You have a working DeepSeek-backed RAG pipeline. Reasonable extensions:

  • Swap VectorStoreIndex for a hosted vector DB (Qdrant, Weaviate, Pinecone) once your corpus exceeds memory.
  • Add reranking with a cross-encoder before the LLM call — it almost always beats raising similarity_top_k.
  • Compare against the LangChain equivalent in DeepSeek with LangChain if your team already standardises on LangChain.
  • If you want to keep everything off the public internet, point OpenAILike at a local Ollama server running an open DeepSeek weight — see running DeepSeek on Ollama.
  • Browse the rest of our DeepSeek tutorials for end-to-end app builds.

Last verified: 2026-04-25. DeepSeek AI Guide is an independent resource and is not affiliated with DeepSeek or its parent company. Model IDs, pricing and API behaviour change; check the official DeepSeek documentation and pricing page before committing to a production decision.

Frequently asked questions

How do I use DeepSeek with LlamaIndex in Python?

Install llama-index-llms-deepseek, set Settings.llm = DeepSeek(model="deepseek-v4-flash", api_key=...), configure an embedding model (DeepSeek does not ship one), and build a VectorStoreIndex from your documents. Query it with index.as_query_engine().query(...). The package wraps LlamaIndex’s OpenAILike class against DeepSeek’s OpenAI-compatible POST /chat/completions endpoint. Full walkthrough in this DeepSeek Python integration guide.

What model should I use with LlamaIndex — V4-Flash or V4-Pro?

Default to deepseek-v4-flash for retrieval-augmented generation, chat, and summarisation. Output costs $0.28 per million tokens versus $3.48 for deepseek-v4-pro, and most RAG queries are bottlenecked by retrieval quality, not generation reasoning. Reach for V4-Pro when you have measured Flash failing on multi-document reasoning or complex coding tasks. Compare the tiers in detail at the DeepSeek V4 overview.

Does DeepSeek provide an embedding model for LlamaIndex?

No — DeepSeek does not currently ship an embedding model, so you’ll need an external provider. Common choices are OpenAI’s text-embedding-3-small, a local Hugging Face model such as BGE or Jina, or Ollama-hosted embeddings. Pick locally hosted embeddings if you want to keep document content off third-party servers. The DeepSeek API documentation covers the chat surface but not embeddings.

How do I enable DeepSeek thinking mode in LlamaIndex?

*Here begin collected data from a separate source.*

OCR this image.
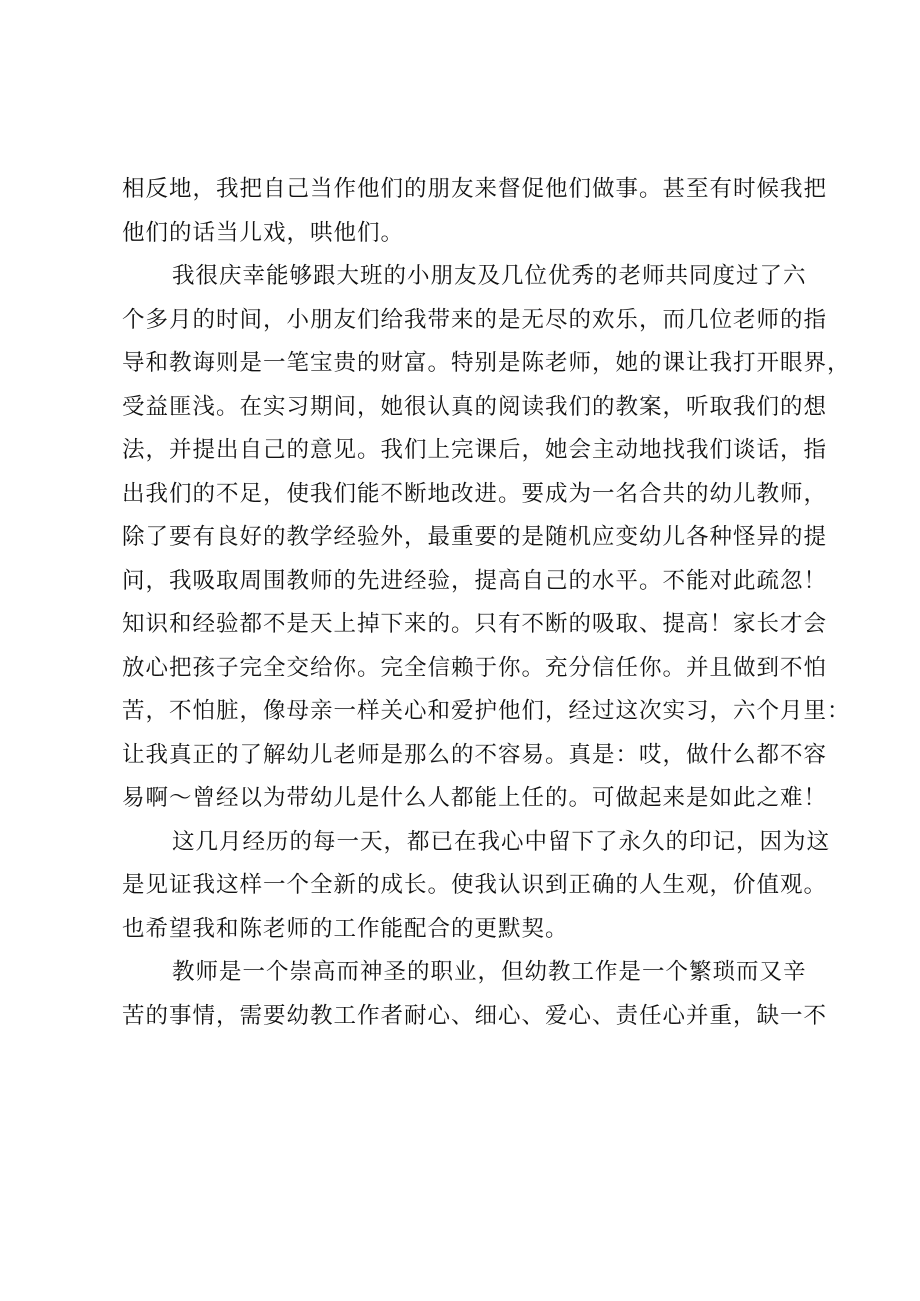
相反地，我把自己当作他们的朋友来督促他们做事。甚至有时候我把
他们的话当儿戏，哄他们。
我很庆幸能够跟大班的小朋友及几位优秀的老师共同度过了六
个多月的时间，小朋友们给我带来的是无尽的欢乐，而几位老师的指
导和教诲则是一笔宝贵的财富。特别是陈老师，她的课让我打开眼界，
受益匪浅。在实习期间，她很认真的阅读我们的教案，听取我们的想
法，并提出自己的意见。我们上完课后，她会主动地找我们谈话，指
出我们的不足，使我们能不断地改进。要成为一名合共的幼儿教师，
除了要有良好的教学经验外，最重要的是随机应变幼儿各种怪异的提
问，我吸取周围教师的先进经验，提高自己的水平。不能对此疏忽！
知识和经验都不是天上掉下来的。只有不断的吸取、提高！家长才会
放心把孩子完全交给你。完全信赖于你。充分信任你。并且做到不怕
苦，不怕脏，像母亲一样关心和爱护他们，经过这次实习，六个月里：
让我真正的了解幼儿老师是那么的不容易。真是：哎，做什么都不容
易啊～曾经以为带幼儿是什么人都能上任的。可做起来是如此之难！
这几月经历的每一天，都已在我心中留下了永久的印记，因为这
是见证我这样一个全新的成长。使我认识到正确的人生观，价值观。
也希望我和陈老师的工作能配合的更默契。
教师是一个崇高而神圣的职业，但幼教工作是一个繁琐而又辛
苦的事情，需要幼教工作者耐心、细心、爱心、责任心并重，缺一不
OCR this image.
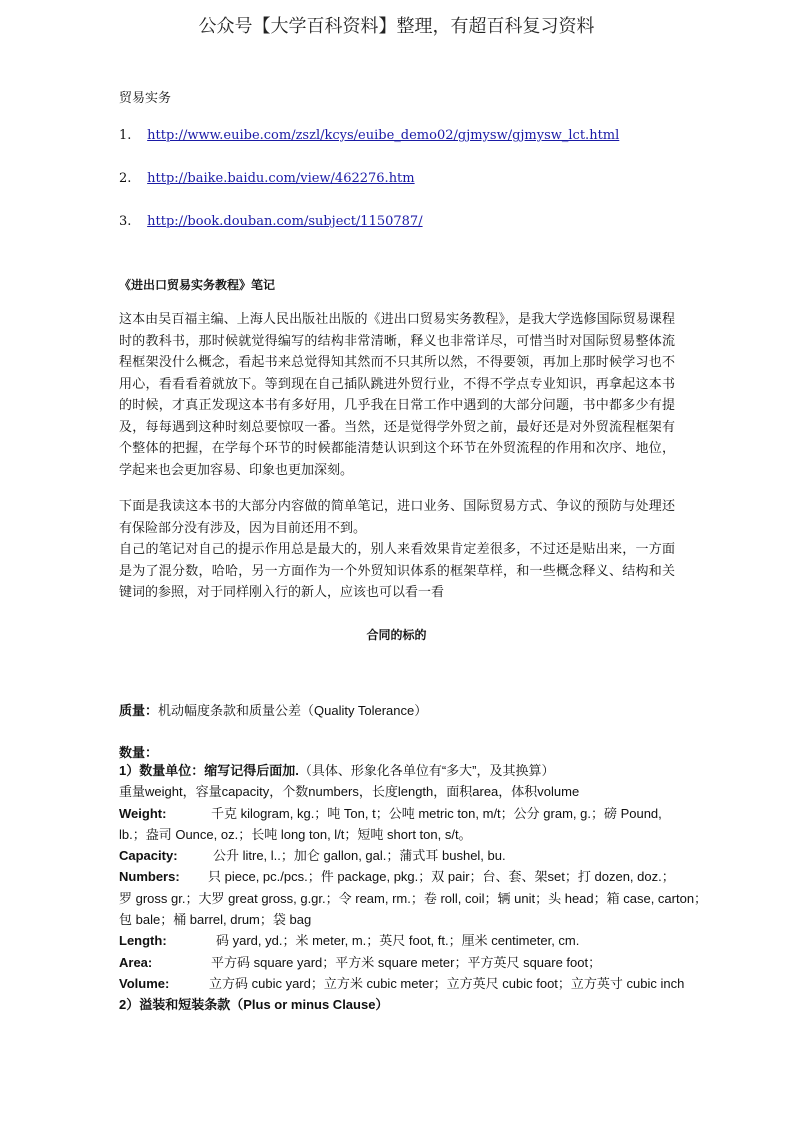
公众号【大学百科资料】整理，有超百科复习资料
贸易实务
1. http://www.euibe.com/zszl/kcys/euibe_demo02/gjmysw/gjmysw_lct.html
2. http://baike.baidu.com/view/462276.htm
3. http://book.douban.com/subject/1150787/
《进出口贸易实务教程》笔记
这本由吴百福主编、上海人民出版社出版的《进出口贸易实务教程》，是我大学选修国际贸易课程时的教科书，那时候就觉得编写的结构非常清晰，释义也非常详尽，可惜当时对国际贸易整体流程框架没什么概念，看起书来总觉得知其然而不只其所以然，不得要领，再加上那时候学习也不用心，看看看着就放下。等到现在自己插队跳进外贸行业，不得不学点专业知识，再拿起这本书的时候，才真正发现这本书有多好用，几乎我在日常工作中遇到的大部分问题，书中都多少有提及，每每遇到这种时刻总要惊叹一番。当然，还是觉得学外贸之前，最好还是对外贸流程框架有个整体的把握，在学每个环节的时候都能清楚认识到这个环节在外贸流程的作用和次序、地位，学起来也会更加容易、印象也更加深刻。
下面是我读这本书的大部分内容做的简单笔记，进口业务、国际贸易方式、争议的预防与处理还有保险部分没有涉及，因为目前还用不到。
自己的笔记对自己的提示作用总是最大的，别人来看效果肯定差很多，不过还是贴出来，一方面是为了混分数，哈哈，另一方面作为一个外贸知识体系的框架草样，和一些概念释义、结构和关键词的参照，对于同样刚入行的新人，应该也可以看一看
合同的标的
质量：机动幅度条款和质量公差（Quality Tolerance）
数量：
1）数量单位：缩写记得后面加.（具体、形象化各单位有“多大”，及其换算）
重量weight，容量capacity，个数numbers，长度length，面积area，体积volume
Weight:	千克 kilogram, kg.；吨 Ton, t；公吨 metric ton, m/t；公分 gram, g.；磅 Pound,
lb.；盎司 Ounce, oz.；长吨 long ton, l/t；短吨 short ton, s/t。
Capacity:	公升 litre, l..；加仑 gallon, gal.；蒲式耳 bushel, bu.
Numbers: 只 piece, pc./pcs.；件 package, pkg.；双 pair；台、套、架set；打 dozen, doz.；
罗 gross gr.；大罗 great gross, g.gr.；令 ream, rm.；卷 roll, coil；辆 unit；头 head；箱 case, carton；
包 bale；桶 barrel, drum；袋 bag
Length:	码 yard, yd.；米 meter, m.；英尺 foot, ft.；厘米 centimeter, cm.
Area:	平方码 square yard；平方米 square meter；平方英尺 square foot；
Volume:	立方码 cubic yard；立方米 cubic meter；立方英尺 cubic foot；立方英寸 cubic inch
2）溢装和短装条款（Plus or minus Clause）
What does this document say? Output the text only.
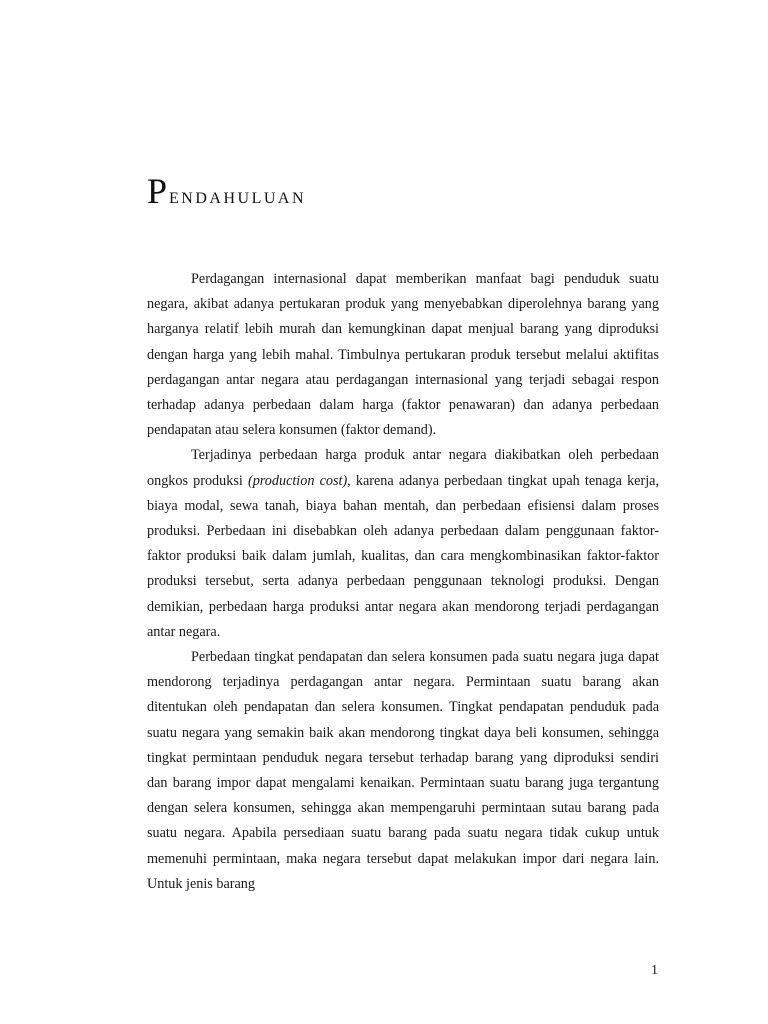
PENDAHULUAN

Perdagangan internasional dapat memberikan manfaat bagi penduduk suatu negara, akibat adanya pertukaran produk yang menyebabkan diperolehnya barang yang harganya relatif lebih murah dan kemungkinan dapat menjual barang yang diproduksi dengan harga yang lebih mahal. Timbulnya pertukaran produk tersebut melalui aktifitas perdagangan antar negara atau perdagangan internasional yang terjadi sebagai respon terhadap adanya perbedaan dalam harga (faktor penawaran) dan adanya perbedaan pendapatan atau selera konsumen (faktor demand).

Terjadinya perbedaan harga produk antar negara diakibatkan oleh perbedaan ongkos produksi (production cost), karena adanya perbedaan tingkat upah tenaga kerja, biaya modal, sewa tanah, biaya bahan mentah, dan perbedaan efisiensi dalam proses produksi. Perbedaan ini disebabkan oleh adanya perbedaan dalam penggunaan faktor-faktor produksi baik dalam jumlah, kualitas, dan cara mengkombinasikan faktor-faktor produksi tersebut, serta adanya perbedaan penggunaan teknologi produksi. Dengan demikian, perbedaan harga produksi antar negara akan mendorong terjadi perdagangan antar negara.

Perbedaan tingkat pendapatan dan selera konsumen pada suatu negara juga dapat mendorong terjadinya perdagangan antar negara. Permintaan suatu barang akan ditentukan oleh pendapatan dan selera konsumen. Tingkat pendapatan penduduk pada suatu negara yang semakin baik akan mendorong tingkat daya beli konsumen, sehingga tingkat permintaan penduduk negara tersebut terhadap barang yang diproduksi sendiri dan barang impor dapat mengalami kenaikan. Permintaan suatu barang juga tergantung dengan selera konsumen, sehingga akan mempengaruhi permintaan sutau barang pada suatu negara. Apabila persediaan suatu barang pada suatu negara tidak cukup untuk memenuhi permintaan, maka negara tersebut dapat melakukan impor dari negara lain. Untuk jenis barang

1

Thinking is a request parameter on either V4 model, not a separate model ID. Pass reasoning_effort="high" and extra_body={"thinking": {"type": "enabled"}} through additional_kwargs on the DeepSeek or OpenAILike client. The response then returns reasoning_content alongside the final content. Use it for multi-step reasoning queries and leave it off for straight summarisation. More detail in the DeepSeek API best practices.

Why am I getting a “model not found” error when using DeepSeek with LlamaIndex?

Two common causes. First, you may be using LlamaIndex’s plain OpenAI class, which restricts model names to GPT family — switch to OpenAILike or the dedicated DeepSeek wrapper. Second, after 2026-07-24 15:59 UTC the legacy IDs deepseek-chat and deepseek-reasoner are retired; update model to deepseek-v4-flash or deepseek-v4-pro. See the DeepSeek API error codes reference for the full list.